Waterfall in Victoria, Australia

Splitters Falls is a waterfall in the Otway Ranges near Lorne, Victoria, Australia. The waterfall consists of two principal drops measuring approximately 21.60 metres and 19.11 metres, giving it a total height of around 40.71 metres.

==History==

Splitters Falls, and Splitters Creek were named in the early 1870s after two timber splitters who are credited with discovering the waterfall while attempting to find a route from the inland Otway forests to the coast.

The story of the waterfall's discovery was later recounted by F. M. Straw in The Herald in August 1922. According to Straw's account, the two splitters had intended to cross the Otway Ranges to reach the coast for a fishing trip but became lost in dense bushland. Following a spur into a steep gully, they decided to trace a small creek downstream, reasoning that it would eventually lead them to sea. After forcing their way through thick scrub, they emerged at the brink of a large waterfall. Mistaking the cleared area around the falls for a possible settlement, they instead found themselves overlooking the cascade.

The pair made a difficult descent to the base of the falls, where they observed that the creek had become a much larger stream, swollen by winter rains. Concluding that they had reached the Erskine River, they followed it downstream until they reached the coast at Lorne.

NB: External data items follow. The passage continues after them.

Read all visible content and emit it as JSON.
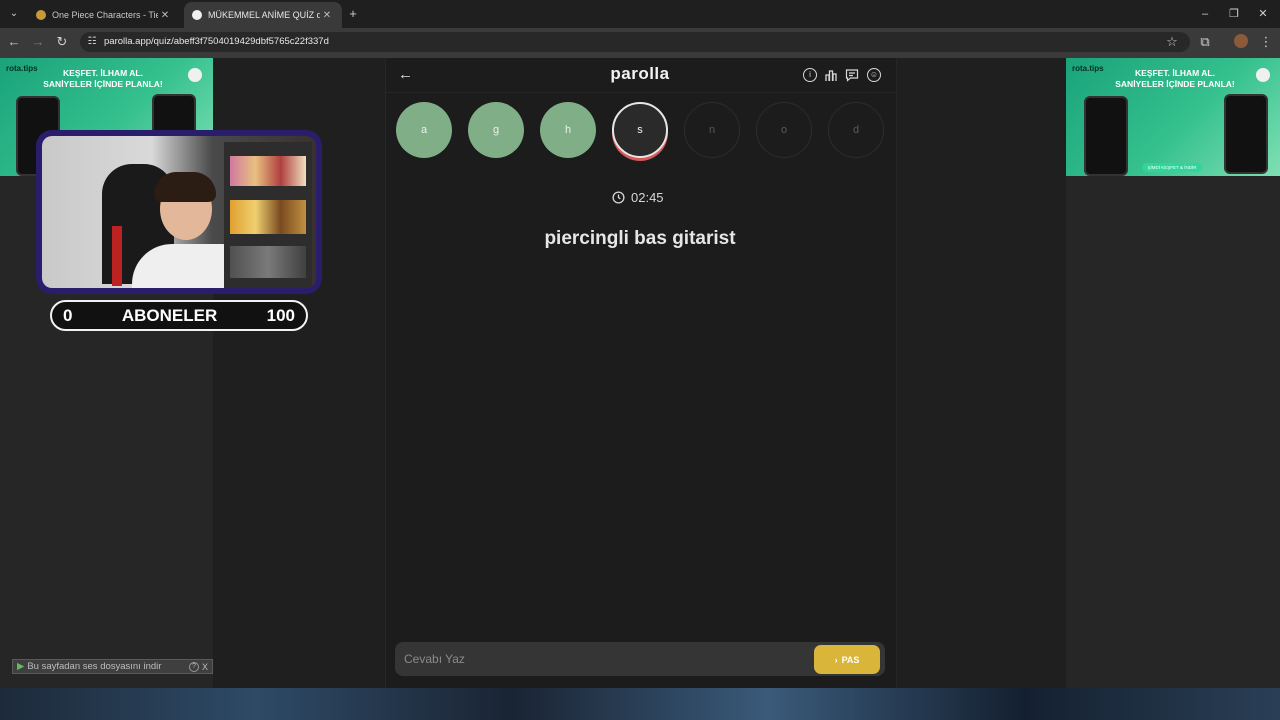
{
  "browser": {
    "tabs": [
      {
        "title": "One Piece Characters - Tier List",
        "close": "✕"
      },
      {
        "title": "MÜKEMMEL ANİME QUİZ quiz",
        "close": "✕"
      }
    ],
    "new_tab": "+",
    "url": "parolla.app/quiz/abeff3f7504019429dbf5765c22f337d"
  },
  "ads": {
    "brand": "rota.tips",
    "line1": "KEŞFET. İLHAM AL.",
    "line2": "SANİYELER İÇİNDE PLANLA!",
    "cta": "ŞİMDİ KEŞFET & İNDİR"
  },
  "webcam_overlay": {
    "sub_min": "0",
    "sub_label": "ABONELER",
    "sub_max": "100"
  },
  "download_bar": {
    "text": "Bu sayfadan ses dosyasını indir",
    "help": "?",
    "close": "X"
  },
  "app": {
    "logo": "parolla",
    "letters": [
      {
        "char": "a",
        "state": "correct"
      },
      {
        "char": "g",
        "state": "correct"
      },
      {
        "char": "h",
        "state": "correct"
      },
      {
        "char": "s",
        "state": "current"
      },
      {
        "char": "n",
        "state": "pending"
      },
      {
        "char": "o",
        "state": "pending"
      },
      {
        "char": "d",
        "state": "pending"
      }
    ],
    "timer": "02:45",
    "question": "piercingli bas gitarist",
    "answer_placeholder": "Cevabı Yaz",
    "pass_label": "PAS"
  },
  "colors": {
    "correct": "#7fae87",
    "pass_button": "#d9b53a",
    "current_underline": "#d65a5a"
  }
}
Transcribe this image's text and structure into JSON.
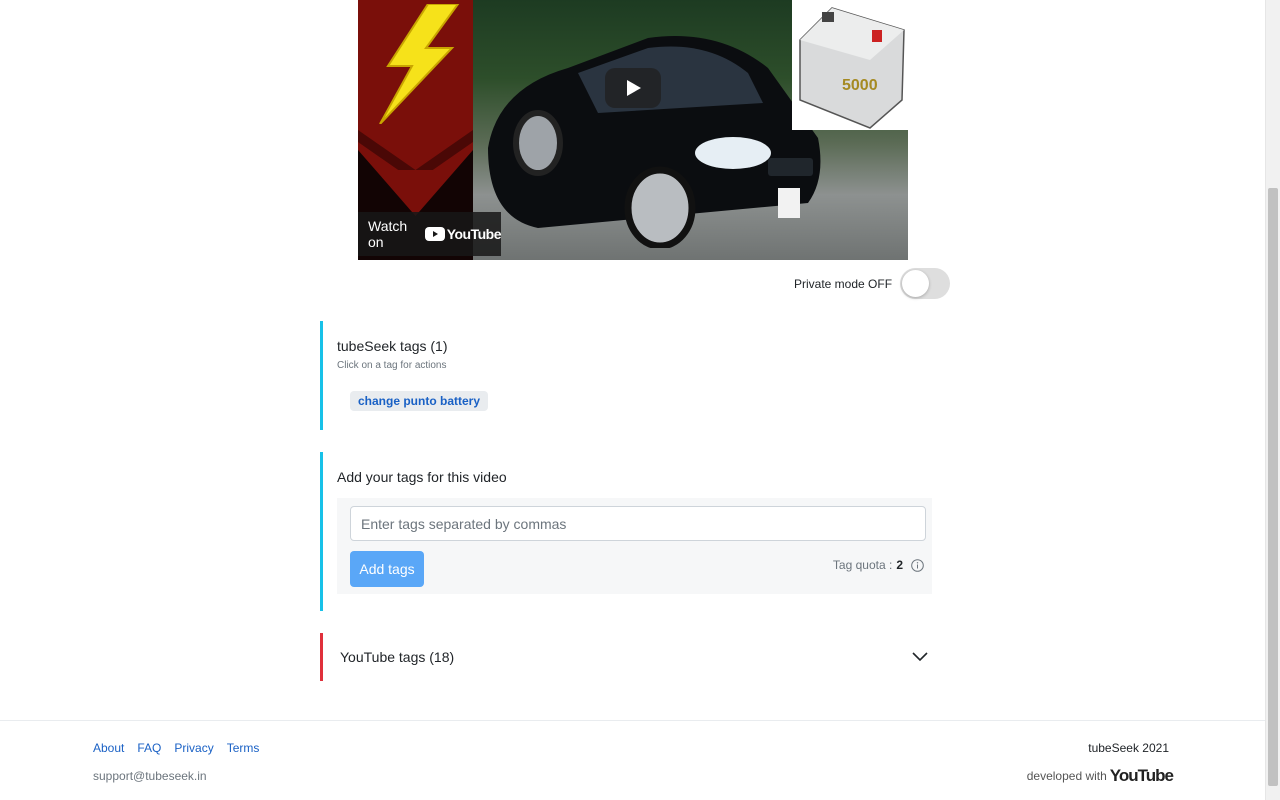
{
  "video": {
    "watch_on_label": "Watch on",
    "youtube_word": "YouTube",
    "battery_label": "5000"
  },
  "private_mode": {
    "label": "Private mode OFF",
    "enabled": false
  },
  "tubeseek_tags": {
    "title": "tubeSeek tags (1)",
    "subtitle": "Click on a tag for actions",
    "tags": [
      "change punto battery"
    ]
  },
  "add_tags": {
    "title": "Add your tags for this video",
    "placeholder": "Enter tags separated by commas",
    "value": "",
    "button_label": "Add tags",
    "quota_label": "Tag quota :",
    "quota_value": "2"
  },
  "youtube_tags": {
    "title": "YouTube tags (18)"
  },
  "footer": {
    "links": [
      "About",
      "FAQ",
      "Privacy",
      "Terms"
    ],
    "support_email": "support@tubeseek.in",
    "copyright": "tubeSeek 2021",
    "developed_with": "developed with",
    "youtube_word": "YouTube"
  },
  "colors": {
    "accent_cyan": "#17c1e8",
    "accent_red": "#e0303b",
    "link_blue": "#1a61c5",
    "button_blue": "#5aa7f7"
  }
}
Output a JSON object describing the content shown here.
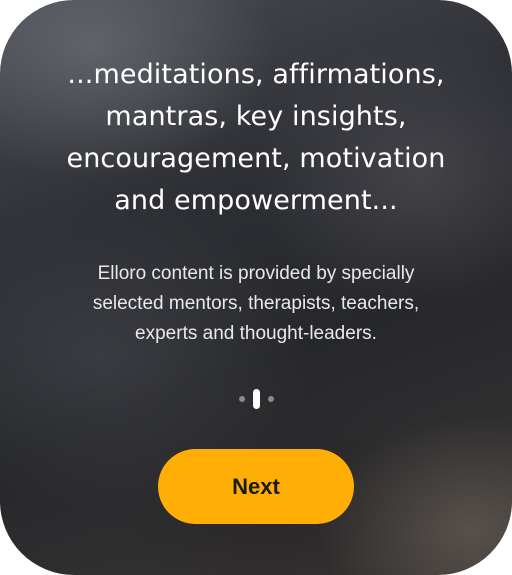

The waterfall became known as Splitters Falls in recognition of its discoverers. Its discovery prompted further exploration of the surrounding river systems, leading to the identification of several other waterfalls in the Lorne area, including Erskine Falls on the Erskine River, waterfalls on the St George River such as Phantom Falls, and additional waterfalls along the Cumberland River.

By the 1880s, Splitters Falls had become a destination for visitors to Lorne. In January 1885, the Ballarat Star reported that a party comprising Miss Coghill, F. Wheen of the Wesleyan Ladies' College, J. Wheen, and Mr. Hawkins, a student from Wesley College, attempted to visit the falls via one of the steep bush tracks. The difficult terrain delayed their return journey, and nightfall forced the group to camp in the bush. Heavy rain during the night left them thoroughly soaked before they resumed their journey at first light, eventually returning to Erskine House shortly before noon after an absence of approximately 26 hours.

==Access==

Car parking is available at the nearby Erskine Falls. A walking track that leads downstream from the base of Erskine Falls towards Lorne passes by Splitters Falls. Closer access can be gained by walking through the scrub, though the undergrowth is thick and parts of the journey contain blackberry bushes.